„Der subversive Geist“ weht durch die Alte Post

Fünfzig Positionen, zehn Museen, eine Ausstellung. „Der subversive Geist“ im Kunstmuseum Mülheim.
Fünfzig Positionen, zehn Museen, eine Ausstellung. „Der subversive Geist“ im Kunstmuseum Mülheim.
Foto: WAZ FotoPool
Eine ungewöhnliche Geräuschkulisse ist in der Alten Post zu vernehmen: Zwischen blökenden Schafen, leisem Stimmengewirr, über Monitore flirrenden Bildern, Schattenspielen an der Wand und beweglichen Installationen findet sich der Betrachter in einer originellen und witzigen Ausstellung wieder, in der es viel zu entdecken gibt.

Mülheim.. Eine ungewöhnliche Geräuschkulisse ist in der Alten Post zu vernehmen: Zwischen blökenden Schafen, leisem Stimmengewirr, über Monitore flirrenden Bildern, Schattenspielen an der Wand und beweglichen Installationen findet sich der Betrachter in einer originellen und witzigen Ausstellung wieder, in der es viel zu entdecken gibt. Eine spielerische Schau, die angetreten ist, alte Standpunkte zu verrücken und mit Klischees aufzuräumen: welch schöner Schein und ein bisschen „verrückt“ dazu.

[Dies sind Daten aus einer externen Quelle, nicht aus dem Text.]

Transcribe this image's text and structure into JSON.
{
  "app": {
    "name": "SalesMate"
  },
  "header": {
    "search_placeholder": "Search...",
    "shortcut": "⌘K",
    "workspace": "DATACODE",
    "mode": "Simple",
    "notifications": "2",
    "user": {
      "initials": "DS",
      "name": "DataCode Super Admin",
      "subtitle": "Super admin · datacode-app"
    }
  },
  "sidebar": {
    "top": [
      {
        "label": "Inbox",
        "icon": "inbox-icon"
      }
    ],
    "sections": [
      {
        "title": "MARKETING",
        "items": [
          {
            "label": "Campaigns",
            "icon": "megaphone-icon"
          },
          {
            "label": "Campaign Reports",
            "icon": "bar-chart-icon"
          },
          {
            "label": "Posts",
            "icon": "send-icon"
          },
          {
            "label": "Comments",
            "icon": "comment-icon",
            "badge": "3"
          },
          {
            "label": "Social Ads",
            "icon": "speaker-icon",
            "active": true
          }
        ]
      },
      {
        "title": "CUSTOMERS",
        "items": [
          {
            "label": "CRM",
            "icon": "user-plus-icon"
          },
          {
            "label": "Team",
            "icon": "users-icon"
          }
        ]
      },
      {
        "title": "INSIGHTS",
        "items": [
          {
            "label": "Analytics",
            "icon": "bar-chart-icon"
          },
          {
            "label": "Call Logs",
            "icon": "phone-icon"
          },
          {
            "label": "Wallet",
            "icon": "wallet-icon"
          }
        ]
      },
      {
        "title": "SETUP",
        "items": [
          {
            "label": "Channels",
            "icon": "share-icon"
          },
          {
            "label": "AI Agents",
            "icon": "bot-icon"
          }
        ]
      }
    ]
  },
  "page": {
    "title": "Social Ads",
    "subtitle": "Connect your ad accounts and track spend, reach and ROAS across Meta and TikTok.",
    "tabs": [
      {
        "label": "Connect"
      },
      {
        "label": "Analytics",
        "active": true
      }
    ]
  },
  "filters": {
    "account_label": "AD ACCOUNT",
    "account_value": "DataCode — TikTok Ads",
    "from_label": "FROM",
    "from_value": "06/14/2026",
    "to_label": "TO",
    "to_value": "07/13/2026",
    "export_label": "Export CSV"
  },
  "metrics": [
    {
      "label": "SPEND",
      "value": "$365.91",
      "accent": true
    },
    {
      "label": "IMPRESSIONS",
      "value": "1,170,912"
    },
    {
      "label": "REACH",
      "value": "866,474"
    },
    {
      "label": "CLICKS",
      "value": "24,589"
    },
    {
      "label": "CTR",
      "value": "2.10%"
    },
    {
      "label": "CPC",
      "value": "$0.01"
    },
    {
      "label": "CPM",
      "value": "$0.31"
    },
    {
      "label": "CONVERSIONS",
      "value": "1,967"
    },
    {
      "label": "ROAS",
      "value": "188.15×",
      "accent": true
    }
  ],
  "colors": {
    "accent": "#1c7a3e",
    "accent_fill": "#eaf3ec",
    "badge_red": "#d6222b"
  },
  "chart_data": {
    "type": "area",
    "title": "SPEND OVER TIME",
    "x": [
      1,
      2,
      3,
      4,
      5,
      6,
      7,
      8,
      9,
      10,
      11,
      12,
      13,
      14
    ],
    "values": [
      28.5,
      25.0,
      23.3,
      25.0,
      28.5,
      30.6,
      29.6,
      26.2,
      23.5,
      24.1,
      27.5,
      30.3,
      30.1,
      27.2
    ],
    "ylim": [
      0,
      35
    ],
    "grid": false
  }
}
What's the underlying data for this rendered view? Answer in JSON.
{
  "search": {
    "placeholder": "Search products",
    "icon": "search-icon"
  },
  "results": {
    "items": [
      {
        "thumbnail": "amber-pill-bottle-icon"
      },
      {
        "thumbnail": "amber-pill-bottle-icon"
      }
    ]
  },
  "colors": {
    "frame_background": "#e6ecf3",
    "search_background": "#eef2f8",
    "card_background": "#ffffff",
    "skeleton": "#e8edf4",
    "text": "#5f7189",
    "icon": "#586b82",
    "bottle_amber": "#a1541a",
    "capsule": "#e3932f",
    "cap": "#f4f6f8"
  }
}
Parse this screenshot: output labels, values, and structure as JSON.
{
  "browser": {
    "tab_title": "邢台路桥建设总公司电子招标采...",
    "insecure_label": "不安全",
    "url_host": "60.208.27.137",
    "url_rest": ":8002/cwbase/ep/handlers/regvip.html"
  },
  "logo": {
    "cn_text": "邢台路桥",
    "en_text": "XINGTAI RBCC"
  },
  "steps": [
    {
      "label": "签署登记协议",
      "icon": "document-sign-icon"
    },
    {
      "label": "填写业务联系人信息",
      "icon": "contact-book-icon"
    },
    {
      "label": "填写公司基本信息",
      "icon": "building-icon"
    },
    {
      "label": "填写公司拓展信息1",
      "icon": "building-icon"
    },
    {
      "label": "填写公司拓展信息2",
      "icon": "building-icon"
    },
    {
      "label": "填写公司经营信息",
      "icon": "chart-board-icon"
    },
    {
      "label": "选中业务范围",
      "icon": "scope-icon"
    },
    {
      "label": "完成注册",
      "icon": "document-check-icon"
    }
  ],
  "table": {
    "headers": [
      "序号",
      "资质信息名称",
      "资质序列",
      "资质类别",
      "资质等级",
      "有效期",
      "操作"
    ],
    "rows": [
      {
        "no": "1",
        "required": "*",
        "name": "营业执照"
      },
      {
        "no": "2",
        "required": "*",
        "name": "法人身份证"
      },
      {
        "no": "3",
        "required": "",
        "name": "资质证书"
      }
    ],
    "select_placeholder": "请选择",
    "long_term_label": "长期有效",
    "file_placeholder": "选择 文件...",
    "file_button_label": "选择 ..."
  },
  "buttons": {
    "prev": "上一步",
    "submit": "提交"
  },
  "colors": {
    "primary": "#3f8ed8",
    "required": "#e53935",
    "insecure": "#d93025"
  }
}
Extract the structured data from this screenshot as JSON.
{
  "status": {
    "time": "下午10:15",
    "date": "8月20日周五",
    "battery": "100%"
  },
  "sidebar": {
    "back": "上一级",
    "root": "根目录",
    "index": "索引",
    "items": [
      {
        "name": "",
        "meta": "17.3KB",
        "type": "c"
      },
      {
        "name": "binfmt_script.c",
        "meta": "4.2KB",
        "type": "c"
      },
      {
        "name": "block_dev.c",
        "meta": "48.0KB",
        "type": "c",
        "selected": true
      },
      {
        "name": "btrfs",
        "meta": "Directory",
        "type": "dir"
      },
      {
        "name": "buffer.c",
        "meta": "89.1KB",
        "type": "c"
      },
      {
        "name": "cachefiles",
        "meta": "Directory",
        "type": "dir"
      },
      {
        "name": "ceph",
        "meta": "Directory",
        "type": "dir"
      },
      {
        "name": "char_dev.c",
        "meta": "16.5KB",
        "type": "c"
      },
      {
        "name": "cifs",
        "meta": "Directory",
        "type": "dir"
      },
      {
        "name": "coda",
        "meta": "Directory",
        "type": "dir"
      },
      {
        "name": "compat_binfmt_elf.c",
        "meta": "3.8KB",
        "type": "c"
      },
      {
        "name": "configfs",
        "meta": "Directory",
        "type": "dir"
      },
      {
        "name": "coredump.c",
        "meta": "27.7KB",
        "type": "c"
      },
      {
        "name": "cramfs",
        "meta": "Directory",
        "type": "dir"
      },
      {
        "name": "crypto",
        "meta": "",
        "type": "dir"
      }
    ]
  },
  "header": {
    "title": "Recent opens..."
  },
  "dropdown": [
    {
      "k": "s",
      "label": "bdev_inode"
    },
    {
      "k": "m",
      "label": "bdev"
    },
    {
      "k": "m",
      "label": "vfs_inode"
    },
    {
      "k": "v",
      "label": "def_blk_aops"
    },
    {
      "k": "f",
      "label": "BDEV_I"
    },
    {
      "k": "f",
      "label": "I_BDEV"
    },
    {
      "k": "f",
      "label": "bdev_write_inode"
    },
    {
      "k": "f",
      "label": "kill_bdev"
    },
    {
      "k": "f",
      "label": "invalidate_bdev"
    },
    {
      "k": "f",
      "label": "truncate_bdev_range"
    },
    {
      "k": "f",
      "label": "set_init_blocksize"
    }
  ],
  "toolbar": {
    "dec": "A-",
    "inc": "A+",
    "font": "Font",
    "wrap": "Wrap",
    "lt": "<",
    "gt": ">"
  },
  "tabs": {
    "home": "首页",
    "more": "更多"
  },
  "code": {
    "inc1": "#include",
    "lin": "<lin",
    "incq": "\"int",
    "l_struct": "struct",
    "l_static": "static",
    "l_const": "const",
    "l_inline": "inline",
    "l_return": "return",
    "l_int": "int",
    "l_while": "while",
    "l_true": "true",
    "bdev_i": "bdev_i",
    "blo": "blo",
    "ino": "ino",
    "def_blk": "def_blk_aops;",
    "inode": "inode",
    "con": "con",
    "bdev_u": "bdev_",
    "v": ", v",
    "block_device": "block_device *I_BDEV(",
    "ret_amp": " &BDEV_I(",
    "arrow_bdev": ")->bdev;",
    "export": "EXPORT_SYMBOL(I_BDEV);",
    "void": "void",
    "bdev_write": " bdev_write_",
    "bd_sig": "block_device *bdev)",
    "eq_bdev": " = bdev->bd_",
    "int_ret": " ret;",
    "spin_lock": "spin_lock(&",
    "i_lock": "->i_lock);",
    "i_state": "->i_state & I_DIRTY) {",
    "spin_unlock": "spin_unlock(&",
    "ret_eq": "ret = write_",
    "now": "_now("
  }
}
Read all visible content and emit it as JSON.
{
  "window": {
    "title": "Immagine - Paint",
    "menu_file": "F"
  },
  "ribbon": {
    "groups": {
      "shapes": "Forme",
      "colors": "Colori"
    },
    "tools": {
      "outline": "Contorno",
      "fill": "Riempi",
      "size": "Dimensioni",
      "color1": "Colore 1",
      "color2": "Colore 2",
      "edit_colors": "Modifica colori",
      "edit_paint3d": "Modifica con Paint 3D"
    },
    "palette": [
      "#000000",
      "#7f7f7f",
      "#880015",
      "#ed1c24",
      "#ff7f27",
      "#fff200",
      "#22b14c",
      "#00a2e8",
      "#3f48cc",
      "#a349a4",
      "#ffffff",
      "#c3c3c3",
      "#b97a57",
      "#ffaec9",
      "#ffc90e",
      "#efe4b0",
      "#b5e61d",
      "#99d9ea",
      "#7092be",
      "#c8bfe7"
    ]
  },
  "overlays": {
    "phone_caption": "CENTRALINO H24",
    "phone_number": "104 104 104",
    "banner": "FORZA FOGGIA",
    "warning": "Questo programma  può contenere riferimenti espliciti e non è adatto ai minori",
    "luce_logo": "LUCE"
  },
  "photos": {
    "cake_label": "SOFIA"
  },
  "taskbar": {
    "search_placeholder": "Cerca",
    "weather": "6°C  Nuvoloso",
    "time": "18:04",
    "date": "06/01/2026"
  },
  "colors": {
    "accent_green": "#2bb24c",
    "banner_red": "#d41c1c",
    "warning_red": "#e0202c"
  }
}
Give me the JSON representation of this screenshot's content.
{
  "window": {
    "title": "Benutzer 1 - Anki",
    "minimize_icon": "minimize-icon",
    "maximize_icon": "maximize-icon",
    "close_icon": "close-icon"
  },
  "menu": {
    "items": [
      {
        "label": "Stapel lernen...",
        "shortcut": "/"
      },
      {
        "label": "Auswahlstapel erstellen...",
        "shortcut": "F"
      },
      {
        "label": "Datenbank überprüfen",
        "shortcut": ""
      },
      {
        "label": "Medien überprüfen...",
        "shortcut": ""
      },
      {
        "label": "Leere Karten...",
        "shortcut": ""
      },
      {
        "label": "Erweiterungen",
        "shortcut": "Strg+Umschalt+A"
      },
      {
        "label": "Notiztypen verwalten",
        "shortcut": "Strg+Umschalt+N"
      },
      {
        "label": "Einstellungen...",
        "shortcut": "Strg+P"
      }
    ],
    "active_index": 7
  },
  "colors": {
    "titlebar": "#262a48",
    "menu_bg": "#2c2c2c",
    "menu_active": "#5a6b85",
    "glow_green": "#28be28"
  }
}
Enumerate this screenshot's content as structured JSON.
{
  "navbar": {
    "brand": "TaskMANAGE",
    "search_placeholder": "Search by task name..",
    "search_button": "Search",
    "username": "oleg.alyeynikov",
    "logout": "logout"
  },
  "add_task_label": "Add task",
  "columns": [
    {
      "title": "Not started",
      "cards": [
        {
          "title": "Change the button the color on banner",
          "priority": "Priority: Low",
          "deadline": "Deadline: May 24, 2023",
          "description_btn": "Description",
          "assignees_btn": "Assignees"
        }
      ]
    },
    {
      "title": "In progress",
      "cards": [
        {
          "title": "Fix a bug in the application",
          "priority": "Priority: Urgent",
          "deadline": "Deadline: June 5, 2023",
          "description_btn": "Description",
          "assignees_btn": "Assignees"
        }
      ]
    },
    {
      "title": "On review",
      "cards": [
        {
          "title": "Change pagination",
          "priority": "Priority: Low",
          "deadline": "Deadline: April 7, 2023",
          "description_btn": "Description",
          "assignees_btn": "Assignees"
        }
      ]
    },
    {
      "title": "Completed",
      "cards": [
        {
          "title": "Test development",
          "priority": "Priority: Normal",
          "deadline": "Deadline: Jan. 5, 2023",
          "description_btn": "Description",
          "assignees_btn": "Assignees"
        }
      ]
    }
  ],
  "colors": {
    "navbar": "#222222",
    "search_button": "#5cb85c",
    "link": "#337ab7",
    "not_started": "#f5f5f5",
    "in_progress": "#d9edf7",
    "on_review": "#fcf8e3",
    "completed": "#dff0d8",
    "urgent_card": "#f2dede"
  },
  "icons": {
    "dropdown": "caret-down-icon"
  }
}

Mit Humor und Zeit an die Sache gehen

Jedenfalls sollte der Besucher mit Humor und Zeit an die Sache gehen wie die Kreativen selbst. Insgesamt neun Künstler aus dem Ruhrgebiet zelebrieren lustvoll die mediale Grenzüberschreitung, hinterfragen Alltagskultur, Kunstbetrieb und Klischees in Filmen, Fotos, Bildern, Installationen und Aktionen – mit reichlich Sprachwitz, Selbstironie und Augenzwinkern. Was sie alle verbindet, ist die Offenheit für künstlerische Experimente.

„Der subversive Geist“ ist die Ausstellung überschrieben, die sich unter dem Thema „Ruhr-Kunst-Szene“ den wegweisenden Tendenzen und Strömungen widmet, die für die gegenwärtige Kunst des Ruhrgebietes charakteristisch sind.

Für das Gemeinschaftsprojekt sind die Ruhr-Kunst-Museen näher zusammengerückt: Zehn Häuser zeigen die Vielfalt der Region in 50 Positionen in einer Ausstellung. Mit dem Ziel, „das Ruhrgebiet als Kulturort und Kunstlandschaft zu positionieren und die Potenziale zu verdeutlichen“, betont Museumsleiterin Dr. Beate Reese. Die geballte Kraft zählt und so übernahm Ministerpräsidentin Hannelore Kraft die Schirmherrschaft über die Veranstaltung von Bochum bis Witten.

Jedes Museum wählte ein eigenes Thema

Jedes Museum hat sich ein eigenes Thema gewählt, angelehnt an die Ausrichtung des Hauses. Für Mülheim „sind Zeiten der 70er und 80er Jahre charakteristisch“, so Reese. Am künstlerischen Aufbruch war die Mülheimer Filmemacherin Dore O. maßgeblich beteiligt, die sich vor allem im Bereich des Experimentellen Films von traditionellen Techniken absetzte. Aber auch Klaus Urbons war ein Vorreiter in der Copy Art und schon früh mit Aktionskunst unterwegs. So wird u.a. sein „Kunstschutzkeller“, den er 1984 an der Friedrichstraße einrichtete, erstmals dokumentiert.

Als experimentelle Film- und Medienstadt hatte Mülheim in den 70er und 80er Jahren einen Ruf. Und da darf Tausendsassa Christoph Schlingensief natürlich nicht fehlen. Mit Lockenperücke und auf Stöckelschuhen stolpert er in einem der Filme, die immer chaotisch enden, durchs Bild. Die teils in Mülheim gedrehten ZAK-Beiträge für den WDR sind zu sehen wie Drehbücher und Filmplakate, u.a. fürs legendäre Kettensägen-Massaker samt Hackebeil und Schweinskopf.